Market reaction to the Fed minutes was relatively muted, as there were no major surprises or significant changes in stance from the US central bank.
The US dollar index, which measures the greenback’s value against a basket of other major currencies, fell by 0.16% to 97.07 at the end of Wednesday’s trading.
The US dollar weakened against the euro, yen, and pound, but strengthened against the Canadian and Australian dollars.
Meanwhile, US government bond yields rose slightly, indicating market expectations that the Fed will raise benchmark interest rates three times this year, starting in March.
US stock markets ended mixed, with the Dow Jones Industrial Average and S&P 500 rising, but the Nasdaq Composite index falling.
The Fed’s minutes have implications for Indonesia, particularly regarding capital flows, the exchange rate of the rupiah, and Bank Indonesia’s (BI) policy.
If the Fed raises interest rates faster or more aggressively than expected, it could make US dollar-denominated assets more attractive to foreign investors and draw capital out of emerging markets, including Indonesia.
This could put pressure on the exchange rate of the rupiah and increase macroeconomic stability risks.
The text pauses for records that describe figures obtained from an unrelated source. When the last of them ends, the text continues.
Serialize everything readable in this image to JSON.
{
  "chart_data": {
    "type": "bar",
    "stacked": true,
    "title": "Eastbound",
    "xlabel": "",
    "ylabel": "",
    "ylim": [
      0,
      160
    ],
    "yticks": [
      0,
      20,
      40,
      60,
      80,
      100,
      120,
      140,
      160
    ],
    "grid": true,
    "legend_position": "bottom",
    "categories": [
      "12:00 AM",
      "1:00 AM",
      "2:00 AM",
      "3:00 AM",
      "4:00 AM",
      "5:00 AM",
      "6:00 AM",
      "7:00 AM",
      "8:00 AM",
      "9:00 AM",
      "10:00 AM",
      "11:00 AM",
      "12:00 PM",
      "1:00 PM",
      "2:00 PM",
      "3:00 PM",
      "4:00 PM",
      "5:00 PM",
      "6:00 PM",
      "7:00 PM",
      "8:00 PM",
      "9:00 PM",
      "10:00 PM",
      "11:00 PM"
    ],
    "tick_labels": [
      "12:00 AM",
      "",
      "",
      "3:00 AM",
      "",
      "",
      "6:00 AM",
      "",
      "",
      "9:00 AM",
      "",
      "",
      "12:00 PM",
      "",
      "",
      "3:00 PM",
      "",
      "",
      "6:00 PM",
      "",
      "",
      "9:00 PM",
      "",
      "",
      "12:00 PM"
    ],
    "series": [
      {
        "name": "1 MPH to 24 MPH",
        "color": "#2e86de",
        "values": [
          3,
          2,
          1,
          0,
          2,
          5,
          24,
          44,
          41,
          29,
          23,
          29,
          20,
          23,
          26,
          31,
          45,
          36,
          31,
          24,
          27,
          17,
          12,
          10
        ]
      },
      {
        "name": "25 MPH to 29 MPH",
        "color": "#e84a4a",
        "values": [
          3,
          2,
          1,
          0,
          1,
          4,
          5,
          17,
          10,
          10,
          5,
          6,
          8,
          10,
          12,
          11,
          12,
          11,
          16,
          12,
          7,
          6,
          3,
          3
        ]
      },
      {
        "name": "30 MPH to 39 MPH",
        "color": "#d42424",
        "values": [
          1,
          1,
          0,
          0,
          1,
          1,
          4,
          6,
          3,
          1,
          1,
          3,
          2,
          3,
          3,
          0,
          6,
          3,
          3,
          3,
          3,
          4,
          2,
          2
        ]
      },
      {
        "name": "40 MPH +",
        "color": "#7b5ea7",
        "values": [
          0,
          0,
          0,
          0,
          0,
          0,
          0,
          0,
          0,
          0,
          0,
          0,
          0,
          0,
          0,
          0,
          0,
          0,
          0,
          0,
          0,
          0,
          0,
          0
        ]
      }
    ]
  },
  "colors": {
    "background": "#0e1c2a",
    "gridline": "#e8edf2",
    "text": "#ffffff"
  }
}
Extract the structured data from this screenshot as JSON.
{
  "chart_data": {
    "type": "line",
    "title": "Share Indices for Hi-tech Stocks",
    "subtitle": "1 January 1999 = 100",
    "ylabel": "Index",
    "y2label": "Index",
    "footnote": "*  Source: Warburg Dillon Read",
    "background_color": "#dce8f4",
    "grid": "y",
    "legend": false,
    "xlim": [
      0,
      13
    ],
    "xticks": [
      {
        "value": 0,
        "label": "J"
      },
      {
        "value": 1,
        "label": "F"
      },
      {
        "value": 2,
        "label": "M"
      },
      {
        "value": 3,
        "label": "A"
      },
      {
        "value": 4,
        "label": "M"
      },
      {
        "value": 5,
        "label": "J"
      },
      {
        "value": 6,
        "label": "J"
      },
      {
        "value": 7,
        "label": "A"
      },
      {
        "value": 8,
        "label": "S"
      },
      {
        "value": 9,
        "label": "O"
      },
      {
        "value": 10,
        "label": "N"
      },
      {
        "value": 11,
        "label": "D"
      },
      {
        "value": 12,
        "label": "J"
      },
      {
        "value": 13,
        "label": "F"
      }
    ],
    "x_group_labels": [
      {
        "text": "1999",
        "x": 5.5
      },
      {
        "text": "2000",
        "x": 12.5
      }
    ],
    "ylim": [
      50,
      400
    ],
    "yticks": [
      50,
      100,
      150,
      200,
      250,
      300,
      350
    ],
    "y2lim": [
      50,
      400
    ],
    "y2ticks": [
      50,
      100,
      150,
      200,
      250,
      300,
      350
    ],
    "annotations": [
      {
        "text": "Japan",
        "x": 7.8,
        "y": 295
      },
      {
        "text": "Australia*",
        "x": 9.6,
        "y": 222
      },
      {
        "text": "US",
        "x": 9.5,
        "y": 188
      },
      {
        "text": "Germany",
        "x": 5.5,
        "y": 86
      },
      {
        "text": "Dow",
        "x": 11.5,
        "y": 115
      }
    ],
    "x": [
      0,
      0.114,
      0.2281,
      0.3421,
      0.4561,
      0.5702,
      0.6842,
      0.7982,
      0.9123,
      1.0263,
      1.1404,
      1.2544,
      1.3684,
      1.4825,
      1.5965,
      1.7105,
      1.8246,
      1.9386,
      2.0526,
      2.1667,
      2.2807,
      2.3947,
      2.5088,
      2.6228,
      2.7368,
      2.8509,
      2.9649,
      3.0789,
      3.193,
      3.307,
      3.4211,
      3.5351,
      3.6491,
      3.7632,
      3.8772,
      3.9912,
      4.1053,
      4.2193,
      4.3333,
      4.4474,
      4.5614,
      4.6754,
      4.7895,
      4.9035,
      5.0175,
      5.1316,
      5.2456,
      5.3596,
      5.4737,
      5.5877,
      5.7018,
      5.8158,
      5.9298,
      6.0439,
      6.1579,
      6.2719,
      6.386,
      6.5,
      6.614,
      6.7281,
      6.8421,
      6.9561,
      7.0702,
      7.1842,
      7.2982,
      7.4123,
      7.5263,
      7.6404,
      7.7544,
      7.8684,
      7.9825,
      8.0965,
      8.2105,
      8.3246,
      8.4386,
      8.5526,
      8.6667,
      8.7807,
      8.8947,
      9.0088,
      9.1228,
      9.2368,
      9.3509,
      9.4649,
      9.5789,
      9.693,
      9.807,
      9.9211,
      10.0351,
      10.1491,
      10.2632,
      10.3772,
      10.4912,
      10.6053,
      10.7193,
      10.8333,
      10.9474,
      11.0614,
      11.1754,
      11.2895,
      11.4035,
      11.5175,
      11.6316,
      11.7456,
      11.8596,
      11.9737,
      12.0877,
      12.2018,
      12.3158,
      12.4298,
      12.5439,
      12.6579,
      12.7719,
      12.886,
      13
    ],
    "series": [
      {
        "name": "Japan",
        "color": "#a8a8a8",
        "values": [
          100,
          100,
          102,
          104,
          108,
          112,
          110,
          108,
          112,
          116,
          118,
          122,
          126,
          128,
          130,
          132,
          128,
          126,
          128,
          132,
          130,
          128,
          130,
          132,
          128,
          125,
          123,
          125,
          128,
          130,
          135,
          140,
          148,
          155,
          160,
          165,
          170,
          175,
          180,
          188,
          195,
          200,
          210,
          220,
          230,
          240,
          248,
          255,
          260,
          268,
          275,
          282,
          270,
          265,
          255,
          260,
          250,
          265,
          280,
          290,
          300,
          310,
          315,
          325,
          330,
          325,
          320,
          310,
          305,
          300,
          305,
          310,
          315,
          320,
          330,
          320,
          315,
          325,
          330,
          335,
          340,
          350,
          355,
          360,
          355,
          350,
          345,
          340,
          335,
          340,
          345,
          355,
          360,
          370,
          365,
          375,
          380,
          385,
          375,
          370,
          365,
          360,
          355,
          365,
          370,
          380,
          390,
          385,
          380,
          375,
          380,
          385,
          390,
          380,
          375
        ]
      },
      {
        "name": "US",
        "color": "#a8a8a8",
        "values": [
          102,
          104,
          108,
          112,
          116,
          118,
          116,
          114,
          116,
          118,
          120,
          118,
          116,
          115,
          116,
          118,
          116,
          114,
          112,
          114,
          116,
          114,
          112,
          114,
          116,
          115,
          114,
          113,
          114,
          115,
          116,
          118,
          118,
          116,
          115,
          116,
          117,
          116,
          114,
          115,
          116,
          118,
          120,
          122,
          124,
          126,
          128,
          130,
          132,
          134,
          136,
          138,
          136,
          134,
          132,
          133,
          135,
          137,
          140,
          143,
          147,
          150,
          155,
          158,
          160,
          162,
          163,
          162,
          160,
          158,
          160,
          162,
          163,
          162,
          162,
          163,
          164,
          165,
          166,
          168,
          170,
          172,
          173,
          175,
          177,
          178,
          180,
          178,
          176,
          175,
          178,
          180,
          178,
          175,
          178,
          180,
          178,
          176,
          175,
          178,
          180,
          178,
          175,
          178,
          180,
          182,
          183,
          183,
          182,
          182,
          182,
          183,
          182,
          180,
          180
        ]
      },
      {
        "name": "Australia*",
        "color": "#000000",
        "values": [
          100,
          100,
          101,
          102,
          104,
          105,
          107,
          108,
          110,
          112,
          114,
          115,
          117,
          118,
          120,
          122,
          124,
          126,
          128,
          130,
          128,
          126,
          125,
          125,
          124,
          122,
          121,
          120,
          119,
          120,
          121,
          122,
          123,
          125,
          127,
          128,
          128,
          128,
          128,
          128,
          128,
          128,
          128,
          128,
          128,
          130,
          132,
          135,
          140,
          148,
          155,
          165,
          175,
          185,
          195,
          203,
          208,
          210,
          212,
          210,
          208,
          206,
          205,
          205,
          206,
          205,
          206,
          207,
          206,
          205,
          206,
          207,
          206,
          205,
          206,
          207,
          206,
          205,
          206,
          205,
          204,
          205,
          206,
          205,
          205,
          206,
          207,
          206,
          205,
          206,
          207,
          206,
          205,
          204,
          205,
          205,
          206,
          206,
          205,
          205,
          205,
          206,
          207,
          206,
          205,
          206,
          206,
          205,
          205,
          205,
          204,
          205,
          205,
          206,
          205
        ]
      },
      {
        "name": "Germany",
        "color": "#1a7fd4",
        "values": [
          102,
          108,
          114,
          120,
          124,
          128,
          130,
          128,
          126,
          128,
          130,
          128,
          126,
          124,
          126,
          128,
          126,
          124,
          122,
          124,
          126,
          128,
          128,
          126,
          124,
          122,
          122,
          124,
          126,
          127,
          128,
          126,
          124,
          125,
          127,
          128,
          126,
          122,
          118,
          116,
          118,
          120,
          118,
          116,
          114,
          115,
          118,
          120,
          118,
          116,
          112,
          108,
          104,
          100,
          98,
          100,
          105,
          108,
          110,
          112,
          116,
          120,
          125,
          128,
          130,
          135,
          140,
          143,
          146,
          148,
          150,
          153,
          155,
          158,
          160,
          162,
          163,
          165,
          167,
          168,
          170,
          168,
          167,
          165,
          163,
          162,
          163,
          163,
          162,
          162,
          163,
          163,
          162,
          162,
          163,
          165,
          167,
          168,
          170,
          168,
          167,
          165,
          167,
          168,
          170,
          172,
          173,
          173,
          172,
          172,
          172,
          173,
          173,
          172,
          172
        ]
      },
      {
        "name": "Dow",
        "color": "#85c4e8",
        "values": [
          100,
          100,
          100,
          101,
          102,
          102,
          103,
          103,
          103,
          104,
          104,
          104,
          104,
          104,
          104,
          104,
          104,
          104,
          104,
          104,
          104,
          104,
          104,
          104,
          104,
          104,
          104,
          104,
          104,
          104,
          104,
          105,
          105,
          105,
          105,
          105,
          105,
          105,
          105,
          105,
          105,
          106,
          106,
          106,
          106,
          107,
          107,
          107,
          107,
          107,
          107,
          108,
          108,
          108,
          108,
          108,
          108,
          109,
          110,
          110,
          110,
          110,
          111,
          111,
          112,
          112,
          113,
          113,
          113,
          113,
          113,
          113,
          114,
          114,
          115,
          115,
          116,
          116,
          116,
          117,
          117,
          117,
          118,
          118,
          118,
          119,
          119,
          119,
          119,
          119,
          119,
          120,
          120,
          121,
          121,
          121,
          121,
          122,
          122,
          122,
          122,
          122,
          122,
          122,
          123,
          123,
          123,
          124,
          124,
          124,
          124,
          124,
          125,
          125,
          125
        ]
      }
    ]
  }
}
To anticipate the impact of the Fed, BI needs to maintain the credibility and consistency of monetary policy, as well as strengthen coordination with the government and other authorities.
BI also needs to maintain sufficient foreign exchange reserves, monitor developments in global and domestic financial markets, and take necessary steps to maintain financial system stability.
Additionally, BI needs to support Indonesia’s economic recovery.